Comment ne pas constater qu’ après les gesticulations qu’on a connu, la France et aussi l’ Allemagne accompagne la guerre non seulement par le survol de leur espace aérien mais surtout en souhaitant la chute rapide du gouvernement de Bagdad donc d’un état souverain, quoi qu’on puisse penser par ailleurs du régime de Saddam Hussein, d’une fin de guerre rapide, permettant de mettre en place une autorité conforme aux  intérêts impérialistes afin de se partager le gâteau dans une perspective de reconstruction de l’Irak.

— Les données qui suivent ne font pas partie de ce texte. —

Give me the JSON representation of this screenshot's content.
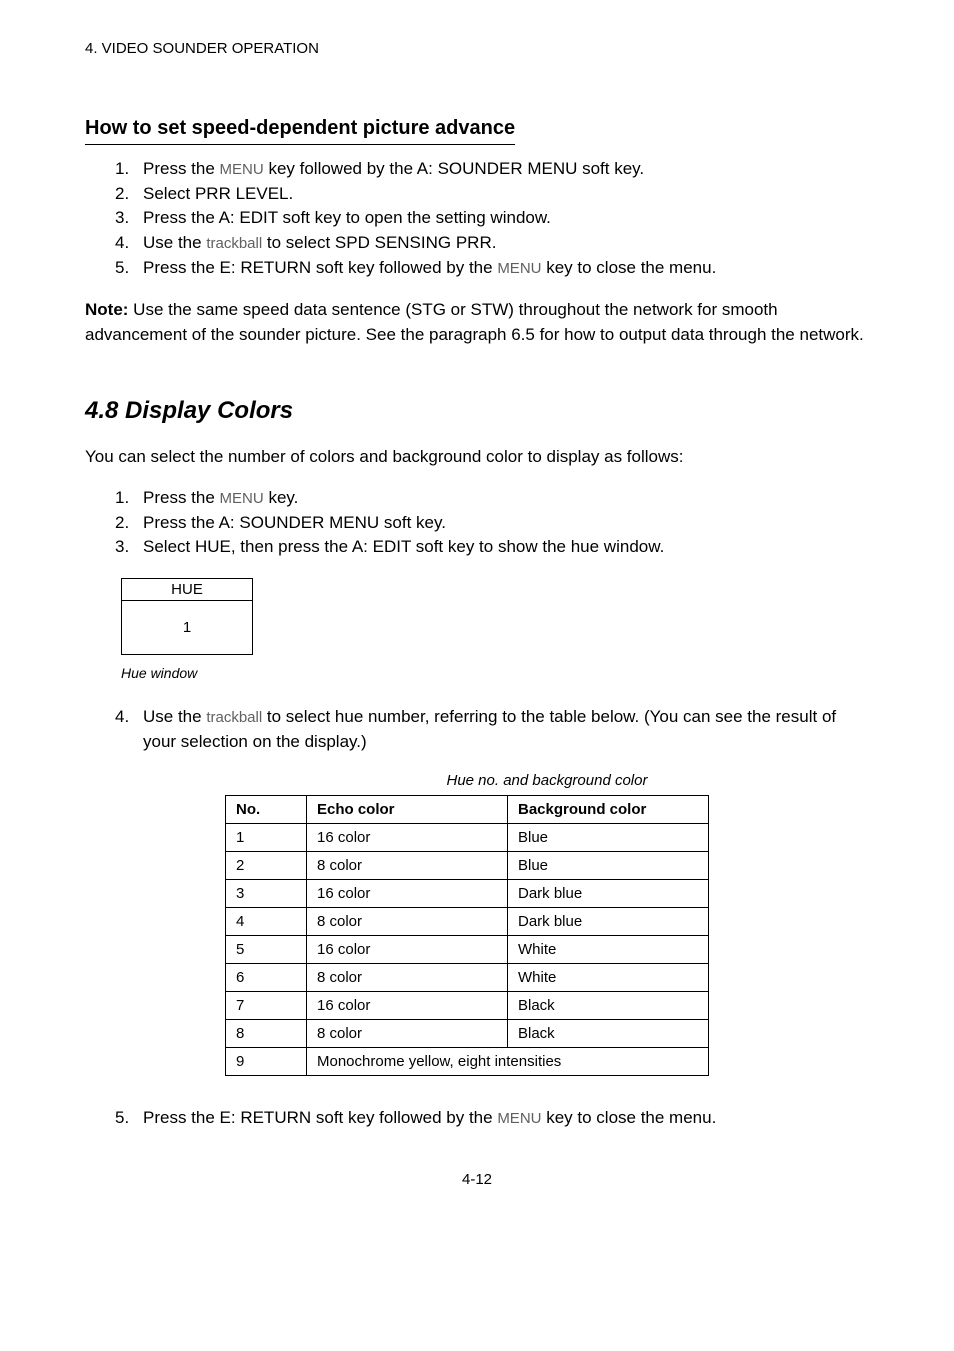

Ceci est révélateur contrairement a ce que l’on entend dire de l’alignement européen sur les concepts de guerre préventive, d’ingérence dans les affaires d’états souverains, d’unilatéralisme, de conditionnalité, de sanctions… et donc de violation  de la Charte des Nations Unies dont certains parlent déjà du besoin d’une nouvelle rédaction.  La guerre en Irak avec la complicité tacite de l’Union Européenne contredit faut il le rappeler les principes encore existants et qui sont à la base du système de relations internationales à savoir : la souveraineté nationale et l’égalité entre les nations, le droit a l’autodétermination des peuples, l’intégrité territoriale, le recours a la force seulement en cas de menaces à la paix et d’agressions, l’indépendance politique des états ….. On attend encore une convocation du conseil de sécurité pour juger la violation des principes de la charte par les USA, faut il ajouter qu’à la Commission des droits de l’homme à Genève on a voté contre une session spéciale pour débattre de la situation en Irak mains dans la mains Américains et Européens

4.  La position prise par les dirigeants impérialistes hostiles à la guerre a-t-elle un lien avec les  luttes menées dans de nombreux pays par les salariés et les exploités sur le terrain économique, ainsi qu’avec les mobilisations et les regroupements effectués dans le cadre de l’anti ou de l’alter-mondialisation ? A quelle condition les manifestations contre la guerre peuvent-elles ouvrir un espace élargi pour le combat anti-capitaliste ?

Il est un fait que la force du Mouvement anti guerre sur le plan mondial a contribué à accroitre la brèche qui s’est ouverte entre les positions des différentes puissance impérialistes.

Ce n’est pas Chirac qui incarne la force de ce mouvement mais les peuples, la jeunesse en particulier, qui a été capable de réaliser cette grande journée de protestations du 15 février et qui prépare maintenant le 12 avril. Il faut bien apprécier tout ce que cela représente et notamment sa force aux Etats Unis. Ce mouvement pèse et il  n’est pas indifférent aux positionnement des états d’ou l’importance de le maintenir à un haut niveau de mobilisation. Cela étant il en va de celui-ci comme de celui qui inspire la lutte contre la mondialisation, les luttes sociales….. il faut l’observer avec lucidité en voir aussi ses limites et la nature des débats qui le traverse. Ainsi comment ne pas caractériser l’action de ceux qui comme en d’autres périodes (Yougoslavie, Afghanistan….) entendent condamner les bombardements mais refusent de caractériser sur le fond la nature impérialiste de cette guerre, refuse toute expression de solidarité avec le peuple irakien et palestinien, ou encore hurle a l’antisémitisme quand l’on associe Bush au boucher de Jenine, Sabra et Chatila : Sharon ! Ceci est inacceptable, et il faut donc clarifier les enjeux réels au risque de conduire ce mouvement dans une impasse !

Il est encourageant de voir un grand nombre d’organisations sociales, syndicales a travers le monde se mobiliser d’une même façon contre la guerre et pour leurs revendications. Faire monter d’un meme pas la lutte contre le capitalisme et l’impérialisme avec des exigences immédiates. C’est le signe d’une évolution significative qui témoigne que nous sommes aussi entré dans une période de radicalisation et d’aiguisement des luttes de classe à l’échelle internationale.